Grommets Insertion

Glue ear is a common childhood condition in which the middle ear becomes filled with fluid. It can cause deafness and repeated earache or infections.

A grommet is a very small tube that is inserted into your child’s ear through a small cut in their eardrum. Grommets can help drain away fluid in the middle ear and maintain air pressure.

What happens?

Grommets are inserted during an operation called a grommet insertion. This procedure is carried out under general anaesthetic (where your child is asleep and doesn’t feel any pain). It usually only takes about 15 minutes, so your child should be able to go home the same day.

During the first few days after surgery, your child may find that noises sound much louder than they are used to. This is normal and should pass as your child gets used to having a normal level of hearing.

A grommet will help keep the eardrum open for several months. As the eardrum starts to heal, the grommet will slowly be pushed out of the eardrum and will eventually fall out. This process happens naturally and should not be painful.
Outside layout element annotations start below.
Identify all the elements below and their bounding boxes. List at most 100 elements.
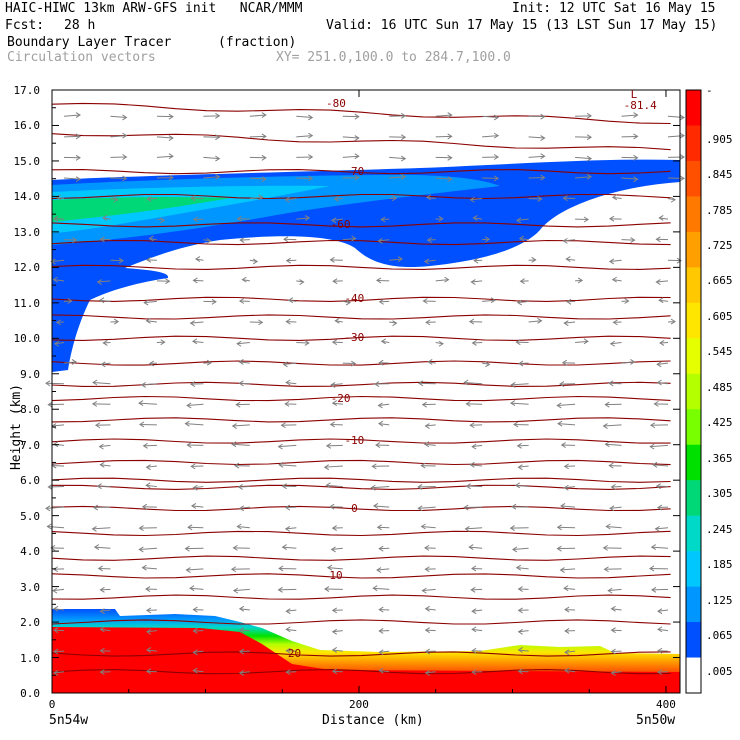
vector-arrow [139, 547, 157, 550]
header-forecast-label: Fcst: [5, 18, 45, 33]
vector-arrowhead [564, 606, 570, 613]
vector-arrowhead [562, 195, 568, 202]
vector-arrowhead [206, 359, 213, 366]
vector-arrowhead [189, 585, 195, 592]
vector-arrowhead [679, 154, 685, 160]
y-tick-label: 16.0 [13, 119, 41, 133]
vector-arrow [285, 198, 297, 201]
vector-arrowhead [238, 298, 245, 304]
boundary-layer-core [52, 627, 680, 693]
vector-arrowhead [510, 400, 516, 406]
vector-arrowhead [679, 114, 685, 121]
vector-arrow [482, 115, 499, 118]
vector-arrow [512, 547, 529, 550]
vector-arrowhead [93, 544, 100, 551]
vector-arrow [193, 486, 204, 489]
vector-arrowhead [380, 216, 386, 223]
vector-arrowhead [424, 423, 430, 429]
vector-arrowhead [159, 217, 166, 224]
vector-arrow [192, 340, 204, 344]
vector-arrowhead [351, 360, 357, 367]
contour-label: -20 [330, 391, 351, 405]
vector-arrowhead [138, 546, 144, 553]
colorbar-label: .365 [706, 451, 733, 465]
vector-arrow [472, 609, 483, 612]
vector-arrowhead [281, 483, 287, 490]
colorbar-label: .185 [706, 558, 733, 572]
vector-arrow [326, 484, 343, 488]
vector-arrow [516, 567, 529, 570]
y-tick-label: 8.0 [20, 403, 40, 417]
vector-arrowhead [603, 566, 609, 573]
colorbar-swatch [686, 622, 701, 659]
vector-arrow [379, 670, 390, 673]
temperature-contours [51, 102, 671, 675]
colorbar-swatch [686, 160, 701, 197]
vector-arrowhead [438, 215, 444, 222]
vector-arrowhead [55, 194, 61, 201]
vector-arrowhead [75, 133, 81, 140]
vector-arrowhead [280, 422, 286, 429]
vector-arrow [285, 527, 297, 530]
vector-arrowhead [633, 133, 639, 140]
vector-arrowhead [299, 279, 305, 285]
vector-arrowhead [354, 153, 360, 160]
vector-arrowhead [400, 112, 407, 119]
vector-arrowhead [285, 318, 291, 325]
vector-arrowhead [422, 298, 428, 304]
vector-arrowhead [652, 461, 658, 468]
vector-arrowhead [97, 565, 103, 572]
vector-arrowhead [308, 175, 314, 182]
colorbar-swatch [686, 444, 701, 481]
vector-arrowhead [145, 668, 152, 675]
vector-arrow [93, 381, 111, 385]
y-tick-label: 13.0 [13, 225, 41, 239]
y-axis-ticks [52, 89, 680, 694]
vector-arrowhead [563, 463, 569, 470]
vector-arrow [296, 217, 310, 220]
isotherm-line [51, 651, 671, 657]
vector-arrowhead [633, 176, 639, 183]
vector-arrowhead [145, 647, 152, 653]
vector-arrow [110, 135, 127, 138]
vector-arrowhead [122, 175, 128, 182]
vector-arrowhead [655, 236, 661, 243]
vector-arrow [659, 299, 669, 302]
vector-arrowhead [471, 626, 477, 633]
vector-arrowhead [515, 339, 521, 346]
vector-arrowhead [96, 483, 102, 490]
vector-arrowhead [331, 607, 338, 614]
y-tick-label: 15.0 [13, 154, 41, 168]
vector-arrowhead [165, 278, 171, 285]
vector-arrowhead [424, 627, 430, 634]
vector-arrowhead [139, 421, 145, 428]
vector-arrowhead [91, 400, 98, 407]
vector-arrowhead [53, 605, 59, 612]
vector-arrow [471, 280, 483, 283]
vector-arrowhead [354, 113, 360, 120]
vector-arrowhead [189, 381, 196, 388]
vector-arrowhead [471, 647, 477, 654]
vector-arrow [389, 176, 406, 179]
vector-arrow [190, 321, 204, 324]
vector-arrowhead [50, 258, 56, 265]
vector-arrowhead [67, 298, 73, 304]
vector-arrow [286, 609, 297, 612]
vector-arrowhead [261, 154, 267, 161]
vector-arrowhead [562, 237, 568, 244]
colorbar-swatch [686, 409, 701, 446]
vector-arrowhead [604, 401, 610, 408]
vector-arrowhead [231, 423, 237, 429]
vector-arrow [515, 484, 529, 488]
vector-arrowhead [232, 587, 239, 594]
vector-arrowhead [378, 420, 384, 427]
vector-arrow [564, 486, 576, 489]
vector-arrowhead [400, 173, 407, 180]
vector-arrowhead [586, 134, 593, 141]
vector-arrowhead [145, 464, 151, 471]
vector-arrow [282, 546, 297, 549]
colorbar-label: .785 [706, 203, 733, 217]
contour-label: -40 [344, 292, 365, 306]
vector-arrow [144, 300, 157, 304]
Most grommets will fall out within 6-12 months of being inserted. Around one child in three will need further grommets.

What are the risks?

Although grommet insertion is generally a simple and safe procedure, as with all types of surgery there is a risk of complications. These include developing an ear infection or a small hole in the ear drum (perforated ear drum).

Ask your consultant to explain how any risks might apply to your child.